A most respected member sent me once a carbon knife with a felt lined Dexter. Caused rust at the end of the lining. Must have to do with the temperature changes in my backpack during winter time. Since, I only use cardboard.


----------



## DitmasPork (Oct 20, 2020)

Benuser said:


> A most respected member sent me once a carbon knife with a felt lined Dexter. Caused rust at the end of the lining. Must have to do with the temperature changes in my backpack during winter time. Since, I only use cardboard.


I really hate felt lined guards, learned my lesson when I traveled with them on my carbons.


----------



## Matus (Oct 20, 2020)

For longer hauls the liners is a humidity trap. But just to drive one day to a location of your vacation has not been an issue for me (flying may turn more challenging as there is more pressure change happening that will affect the condensation). But for those cases one may still use a VCI paper in between to make sure nothing bad happens.


----------



## DitmasPork (Oct 20, 2020)

Matus said:


> For longer hauls the liners is a humidity trap. But just to drive one day to a location of your vacation has not been an issue for me (flying may turn more challenging as there is more pressure change happening that will affect the condensation). But for those cases one may still use a VCI paper in between to make sure nothing bad happens.

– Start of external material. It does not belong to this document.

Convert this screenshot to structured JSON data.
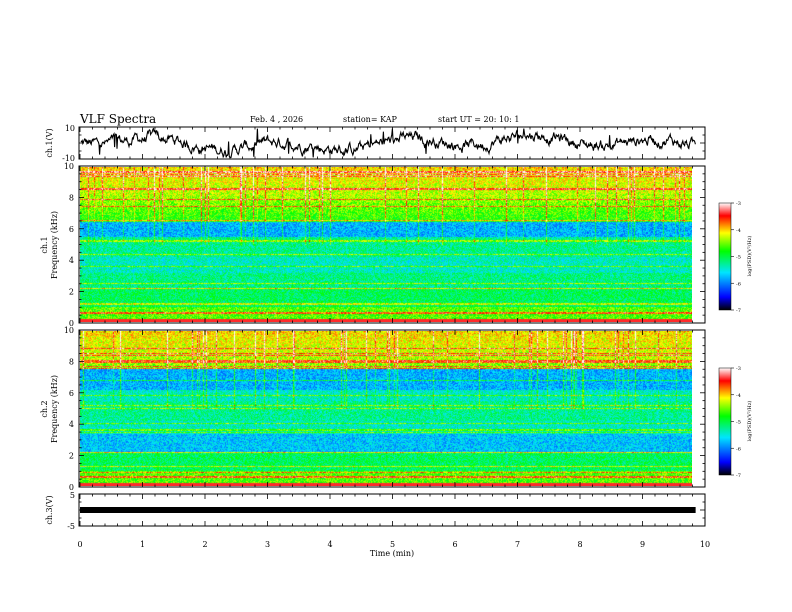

I gotta get some of that paper. TBH, the cork lined guards are my favorites, but they do occasionally lose their tightness.


----------



## DitmasPork (Oct 20, 2020)

Mostly I use custom sayas made from reclaimed cardboard, each a unique work of fine craftsmanship.


----------



## 4wa1l (Oct 20, 2020)

It's interesting to read about the felt guards. I thought I must have been doing something wrong because my knives were getting small rust spots using them. Switched to the upcycled hand-taped sayas as seen in @DitmasPork post and have had no issues since.


----------



## Barmoley (Oct 20, 2020)

I've run into this problem with felt lined edge guards and even cork lined.


----------